Guide to copyright issues for HIU faculty.

Checklists

What is the TEACH Act?

A possible alternative to Fair Use, the Technology Education and Copyright Harmonization (TEACH) Act extends to the digital classroom some of the exemptions to copyright law that exist in the face-to-face classroom. Its application is limited to performances and displays. Performances and displays include non-dramatic literary works (articles, book chapters and music) and audiovisual works that typically would be shown in the face-to-face classroom. This latter example can be very helpful in the distance ed classroom, but if it involves digitizing from other formats, there are additional requirements that must be met to comply with the law. If you determine that the TEACH Act does not apply, you can still fall back on Fair Use.

To take advantage of the TEACH Act, there are a number of technological requirements that must be met (see below).

Questions?

What is the TEACH Act?
The Technology, Education and Copyright Harmonization Act (TEACH Act) was signed into law in November of 2002. The Act revised an existing exemption in the Copyright Act to authorize, for digital distance education purposes, performances and displays of copyrighted works that are analogous to the kinds of performances or displays of such works that take place in a live classroom setting.

Although the Act expands the categories of works that can be reproduced for distance education, the Act includes several additional safeguards to prevent the unauthorized use of copyrighted materials, including: 1) requiring the performance or display of the work to be made by or at the direction of an instructor as an integral part of a class session; 2) requiring reception of the performance or display of the work be limited to students officially enrolled in the course for which it is made; 3) requiring transient copies to be retained only as long as reasonably necessary to complete the transmission; and 4) limiting performance of certain works to reasonable and limited portions.

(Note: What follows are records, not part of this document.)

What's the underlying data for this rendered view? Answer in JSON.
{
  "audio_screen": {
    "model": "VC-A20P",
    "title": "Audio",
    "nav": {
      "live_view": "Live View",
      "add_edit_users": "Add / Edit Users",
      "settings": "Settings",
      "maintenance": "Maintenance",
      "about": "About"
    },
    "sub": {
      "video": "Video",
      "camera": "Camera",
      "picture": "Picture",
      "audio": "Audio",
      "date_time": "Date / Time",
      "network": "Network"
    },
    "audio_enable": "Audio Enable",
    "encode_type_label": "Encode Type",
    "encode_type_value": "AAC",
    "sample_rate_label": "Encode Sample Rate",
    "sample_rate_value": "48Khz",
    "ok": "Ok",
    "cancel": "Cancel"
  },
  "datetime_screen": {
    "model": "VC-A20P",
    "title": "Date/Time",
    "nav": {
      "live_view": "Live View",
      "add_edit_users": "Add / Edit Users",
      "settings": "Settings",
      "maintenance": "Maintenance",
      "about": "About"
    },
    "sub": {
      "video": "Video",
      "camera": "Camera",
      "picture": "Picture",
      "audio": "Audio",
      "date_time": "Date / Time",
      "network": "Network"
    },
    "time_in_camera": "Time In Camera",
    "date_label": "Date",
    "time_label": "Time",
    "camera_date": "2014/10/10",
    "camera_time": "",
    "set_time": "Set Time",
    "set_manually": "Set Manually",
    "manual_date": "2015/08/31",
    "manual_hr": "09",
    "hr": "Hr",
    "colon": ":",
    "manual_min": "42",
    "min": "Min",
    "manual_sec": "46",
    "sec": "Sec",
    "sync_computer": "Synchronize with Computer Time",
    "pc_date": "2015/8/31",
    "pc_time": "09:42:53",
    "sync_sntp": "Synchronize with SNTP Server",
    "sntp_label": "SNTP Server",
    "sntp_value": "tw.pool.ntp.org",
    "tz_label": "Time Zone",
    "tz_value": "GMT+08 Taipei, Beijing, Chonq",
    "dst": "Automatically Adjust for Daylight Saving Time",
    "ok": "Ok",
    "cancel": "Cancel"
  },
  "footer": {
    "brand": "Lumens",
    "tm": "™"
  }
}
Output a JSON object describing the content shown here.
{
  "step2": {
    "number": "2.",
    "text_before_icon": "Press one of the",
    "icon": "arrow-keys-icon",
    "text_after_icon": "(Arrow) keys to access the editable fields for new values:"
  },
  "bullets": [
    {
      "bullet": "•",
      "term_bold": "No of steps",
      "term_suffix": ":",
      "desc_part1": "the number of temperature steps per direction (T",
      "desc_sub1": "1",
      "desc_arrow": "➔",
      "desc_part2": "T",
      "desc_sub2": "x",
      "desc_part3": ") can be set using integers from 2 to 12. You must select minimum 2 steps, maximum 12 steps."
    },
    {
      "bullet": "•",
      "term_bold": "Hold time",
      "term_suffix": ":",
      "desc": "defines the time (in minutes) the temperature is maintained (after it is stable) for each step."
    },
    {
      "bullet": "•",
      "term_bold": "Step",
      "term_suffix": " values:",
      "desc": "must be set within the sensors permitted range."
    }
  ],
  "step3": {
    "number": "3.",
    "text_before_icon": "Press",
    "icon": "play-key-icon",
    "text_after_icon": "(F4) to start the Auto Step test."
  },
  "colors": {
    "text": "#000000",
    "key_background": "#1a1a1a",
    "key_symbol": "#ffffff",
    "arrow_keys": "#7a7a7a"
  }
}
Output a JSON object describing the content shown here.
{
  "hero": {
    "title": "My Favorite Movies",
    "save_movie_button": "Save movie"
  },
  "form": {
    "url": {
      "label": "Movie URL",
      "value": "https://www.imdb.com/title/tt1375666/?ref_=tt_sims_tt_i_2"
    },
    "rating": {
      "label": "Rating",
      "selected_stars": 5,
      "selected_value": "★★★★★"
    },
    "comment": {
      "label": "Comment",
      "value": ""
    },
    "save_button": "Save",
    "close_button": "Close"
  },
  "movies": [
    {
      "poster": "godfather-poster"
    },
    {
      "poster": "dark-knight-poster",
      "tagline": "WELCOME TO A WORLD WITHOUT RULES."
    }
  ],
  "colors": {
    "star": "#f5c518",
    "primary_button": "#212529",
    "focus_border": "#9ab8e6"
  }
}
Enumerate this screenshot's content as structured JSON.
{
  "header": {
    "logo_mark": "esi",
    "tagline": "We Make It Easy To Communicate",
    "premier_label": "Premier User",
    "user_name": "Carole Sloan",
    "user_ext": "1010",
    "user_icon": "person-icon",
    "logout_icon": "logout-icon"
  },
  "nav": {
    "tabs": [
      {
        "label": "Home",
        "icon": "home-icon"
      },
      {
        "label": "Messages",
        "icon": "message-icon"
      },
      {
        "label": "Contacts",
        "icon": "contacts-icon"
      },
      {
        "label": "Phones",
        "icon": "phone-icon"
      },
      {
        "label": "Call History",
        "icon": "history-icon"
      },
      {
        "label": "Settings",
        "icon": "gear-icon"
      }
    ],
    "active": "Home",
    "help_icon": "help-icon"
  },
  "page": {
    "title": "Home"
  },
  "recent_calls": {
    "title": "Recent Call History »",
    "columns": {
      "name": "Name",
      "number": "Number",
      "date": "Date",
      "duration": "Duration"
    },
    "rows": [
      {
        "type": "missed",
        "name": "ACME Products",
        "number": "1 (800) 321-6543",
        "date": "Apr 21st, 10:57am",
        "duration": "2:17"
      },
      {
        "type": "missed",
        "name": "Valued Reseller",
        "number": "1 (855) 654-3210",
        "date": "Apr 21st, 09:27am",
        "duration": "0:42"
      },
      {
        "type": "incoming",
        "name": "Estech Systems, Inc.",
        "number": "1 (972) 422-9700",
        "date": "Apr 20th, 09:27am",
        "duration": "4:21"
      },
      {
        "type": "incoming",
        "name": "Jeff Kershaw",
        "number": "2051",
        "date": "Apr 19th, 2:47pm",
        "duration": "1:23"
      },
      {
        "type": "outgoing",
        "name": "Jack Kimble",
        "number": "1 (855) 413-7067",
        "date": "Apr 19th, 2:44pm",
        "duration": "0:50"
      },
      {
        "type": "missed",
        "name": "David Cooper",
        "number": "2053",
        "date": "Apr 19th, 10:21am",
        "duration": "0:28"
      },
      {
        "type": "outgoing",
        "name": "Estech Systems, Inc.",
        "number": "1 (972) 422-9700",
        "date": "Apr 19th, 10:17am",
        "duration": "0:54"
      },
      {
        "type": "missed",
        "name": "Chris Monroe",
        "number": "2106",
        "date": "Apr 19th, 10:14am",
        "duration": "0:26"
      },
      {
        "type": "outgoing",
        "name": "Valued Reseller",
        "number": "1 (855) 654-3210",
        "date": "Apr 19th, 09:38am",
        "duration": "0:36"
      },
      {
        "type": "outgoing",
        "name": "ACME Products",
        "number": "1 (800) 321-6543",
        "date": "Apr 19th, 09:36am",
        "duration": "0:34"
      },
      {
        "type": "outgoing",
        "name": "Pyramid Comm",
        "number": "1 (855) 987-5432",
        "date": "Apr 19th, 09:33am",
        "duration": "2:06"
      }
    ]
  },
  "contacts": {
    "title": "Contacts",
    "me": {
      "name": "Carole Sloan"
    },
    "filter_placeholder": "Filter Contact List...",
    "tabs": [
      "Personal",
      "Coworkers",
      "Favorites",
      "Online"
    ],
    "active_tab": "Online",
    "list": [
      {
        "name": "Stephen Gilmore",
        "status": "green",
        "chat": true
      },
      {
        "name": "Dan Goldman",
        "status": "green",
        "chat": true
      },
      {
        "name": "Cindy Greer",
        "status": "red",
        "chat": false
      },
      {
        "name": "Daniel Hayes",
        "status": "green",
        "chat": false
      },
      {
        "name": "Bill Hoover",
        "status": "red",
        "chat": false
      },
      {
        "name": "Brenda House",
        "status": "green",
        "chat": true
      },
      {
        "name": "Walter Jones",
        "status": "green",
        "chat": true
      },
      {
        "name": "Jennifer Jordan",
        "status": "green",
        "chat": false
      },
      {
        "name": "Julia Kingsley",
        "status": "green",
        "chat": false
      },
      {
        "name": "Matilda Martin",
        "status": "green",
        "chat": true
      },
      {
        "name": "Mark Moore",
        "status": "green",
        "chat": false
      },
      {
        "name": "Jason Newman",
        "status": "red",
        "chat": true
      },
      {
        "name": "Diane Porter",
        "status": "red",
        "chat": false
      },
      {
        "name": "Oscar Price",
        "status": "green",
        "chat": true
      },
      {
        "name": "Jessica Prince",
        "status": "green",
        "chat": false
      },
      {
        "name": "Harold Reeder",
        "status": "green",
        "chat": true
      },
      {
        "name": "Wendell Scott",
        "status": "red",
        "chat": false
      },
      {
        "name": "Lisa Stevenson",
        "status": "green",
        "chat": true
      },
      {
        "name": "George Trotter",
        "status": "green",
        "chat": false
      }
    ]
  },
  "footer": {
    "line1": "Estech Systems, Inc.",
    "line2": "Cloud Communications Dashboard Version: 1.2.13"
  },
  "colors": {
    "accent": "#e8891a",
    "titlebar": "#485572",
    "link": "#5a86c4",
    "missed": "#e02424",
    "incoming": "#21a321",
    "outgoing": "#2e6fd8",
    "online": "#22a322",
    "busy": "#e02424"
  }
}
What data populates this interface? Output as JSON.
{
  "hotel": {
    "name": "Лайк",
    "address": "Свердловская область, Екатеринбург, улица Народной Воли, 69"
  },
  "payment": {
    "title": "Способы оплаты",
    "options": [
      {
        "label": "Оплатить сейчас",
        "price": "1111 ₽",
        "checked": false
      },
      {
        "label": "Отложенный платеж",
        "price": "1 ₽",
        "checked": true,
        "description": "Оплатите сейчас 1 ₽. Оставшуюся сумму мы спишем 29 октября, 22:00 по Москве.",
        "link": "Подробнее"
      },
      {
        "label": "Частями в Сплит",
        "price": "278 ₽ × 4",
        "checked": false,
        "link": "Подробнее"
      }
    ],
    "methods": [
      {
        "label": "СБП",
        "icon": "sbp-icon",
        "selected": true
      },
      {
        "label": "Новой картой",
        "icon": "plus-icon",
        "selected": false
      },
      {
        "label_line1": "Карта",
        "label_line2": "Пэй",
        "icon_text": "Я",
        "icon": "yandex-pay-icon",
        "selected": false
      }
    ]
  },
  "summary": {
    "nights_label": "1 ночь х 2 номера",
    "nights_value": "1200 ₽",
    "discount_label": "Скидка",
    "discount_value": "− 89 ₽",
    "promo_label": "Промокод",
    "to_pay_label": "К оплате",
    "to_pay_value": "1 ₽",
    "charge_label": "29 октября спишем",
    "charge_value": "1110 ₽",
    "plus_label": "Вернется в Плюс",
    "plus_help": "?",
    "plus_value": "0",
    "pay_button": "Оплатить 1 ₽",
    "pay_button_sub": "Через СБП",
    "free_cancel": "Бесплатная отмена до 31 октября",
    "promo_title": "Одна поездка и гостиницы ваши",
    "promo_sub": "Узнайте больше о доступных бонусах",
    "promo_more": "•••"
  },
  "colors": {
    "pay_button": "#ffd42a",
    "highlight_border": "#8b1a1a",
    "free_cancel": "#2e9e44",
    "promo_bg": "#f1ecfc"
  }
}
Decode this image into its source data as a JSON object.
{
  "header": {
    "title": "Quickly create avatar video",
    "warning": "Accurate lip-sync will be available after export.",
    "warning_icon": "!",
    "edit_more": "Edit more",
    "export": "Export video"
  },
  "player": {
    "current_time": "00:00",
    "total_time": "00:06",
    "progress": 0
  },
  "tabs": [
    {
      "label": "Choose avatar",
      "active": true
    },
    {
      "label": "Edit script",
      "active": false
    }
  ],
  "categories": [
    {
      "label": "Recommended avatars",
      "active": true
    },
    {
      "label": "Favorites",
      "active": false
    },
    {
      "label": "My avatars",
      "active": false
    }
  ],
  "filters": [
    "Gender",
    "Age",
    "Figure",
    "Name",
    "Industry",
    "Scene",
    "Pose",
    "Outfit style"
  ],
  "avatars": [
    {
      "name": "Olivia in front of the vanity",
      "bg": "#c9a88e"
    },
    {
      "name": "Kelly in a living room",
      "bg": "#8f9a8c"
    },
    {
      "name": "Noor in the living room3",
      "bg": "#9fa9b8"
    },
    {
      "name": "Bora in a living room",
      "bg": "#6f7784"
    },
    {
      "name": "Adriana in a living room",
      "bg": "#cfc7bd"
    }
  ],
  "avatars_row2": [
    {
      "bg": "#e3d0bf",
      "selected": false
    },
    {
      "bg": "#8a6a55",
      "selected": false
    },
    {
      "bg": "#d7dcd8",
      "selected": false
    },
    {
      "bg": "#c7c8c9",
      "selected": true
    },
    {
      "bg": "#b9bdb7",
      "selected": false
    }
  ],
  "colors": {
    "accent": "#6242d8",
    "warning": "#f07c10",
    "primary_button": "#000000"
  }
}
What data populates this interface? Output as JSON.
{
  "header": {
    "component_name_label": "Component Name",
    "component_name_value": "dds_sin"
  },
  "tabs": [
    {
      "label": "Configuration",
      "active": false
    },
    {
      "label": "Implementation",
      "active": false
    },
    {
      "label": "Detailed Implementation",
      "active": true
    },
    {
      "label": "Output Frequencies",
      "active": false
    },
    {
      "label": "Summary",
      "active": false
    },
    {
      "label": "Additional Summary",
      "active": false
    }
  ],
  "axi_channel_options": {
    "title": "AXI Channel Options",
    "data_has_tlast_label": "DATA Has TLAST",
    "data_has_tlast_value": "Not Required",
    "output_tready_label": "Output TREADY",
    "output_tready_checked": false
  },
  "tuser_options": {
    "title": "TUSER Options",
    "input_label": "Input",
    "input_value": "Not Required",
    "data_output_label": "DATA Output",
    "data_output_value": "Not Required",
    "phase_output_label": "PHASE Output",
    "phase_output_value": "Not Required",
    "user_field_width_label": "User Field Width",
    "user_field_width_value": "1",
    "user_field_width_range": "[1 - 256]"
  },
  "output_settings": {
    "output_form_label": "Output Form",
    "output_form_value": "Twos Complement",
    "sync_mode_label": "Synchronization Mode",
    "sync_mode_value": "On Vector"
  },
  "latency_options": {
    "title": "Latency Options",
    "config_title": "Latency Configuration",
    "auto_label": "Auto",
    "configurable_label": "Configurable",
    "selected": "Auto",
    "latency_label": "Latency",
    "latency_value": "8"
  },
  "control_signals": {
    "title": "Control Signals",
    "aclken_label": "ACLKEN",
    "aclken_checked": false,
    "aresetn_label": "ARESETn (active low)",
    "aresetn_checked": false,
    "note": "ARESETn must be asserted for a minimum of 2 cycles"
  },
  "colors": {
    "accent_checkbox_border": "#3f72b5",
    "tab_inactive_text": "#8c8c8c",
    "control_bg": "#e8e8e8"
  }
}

Below is a checklist to assist you in determining whether or not you are ready to use the TEACH Act:

  • My institution is a nonprofit educational institution or a governmental agency.
  • It has a policy on the use of copyrighted materials.
  • It provides accurate information to faculty, students and staff about copyright.
  • Its systems will not interfere with technological controls within the materials I want to use.
  • The materials I want to use are specifically for students in my class.
  • Only those students will have access to the materials.
  • The materials will be provided at my direction during the relevant lesson.
  • The materials are directly related and of material assistance to my teaching content.
  • My class is part of the regular offerings of my institution.
  • I will include a notice that the materials are protected by copyright.
  • I will use technology that reasonably limits the students’ ability to retain or further distribute the materials.
  • I will make the materials available to the students only for a period of time that is relevant to the context of a class session.
  • I will store the materials on a secure server and transmit them only as permitted by this law.
  • I will not make any copies other than the one I need to make the transmission.
  • The materials are of the proper type and amount the law authorizes:
    • Entire performances of nondramatic literary and musical works.1
    • Reasonable and limited parts of dramatic literary, musical, or audiovisual works.2
    • Displays of other works, such as images, in amounts similar to typical displays in face-to-face teaching.3
  • The materials are not among those the law specifically excludes from its coverage:
    • Materials specifically marketed for classroom use for digital distance education.
    • Copies I know or should know are illegal.
    • Textbooks, coursepacks, electronic reserves, and similar materials typically purchased individually by the students for independent review outside the classroom or class session.
  • If I am using an analog original, I checked before digitizing it to be sure:
    • I copied only the amount that I am authorized to transmit.
    • There is no digital copy of the work available except with technological protections that prevent my using it for the class in the way the statute authorizes.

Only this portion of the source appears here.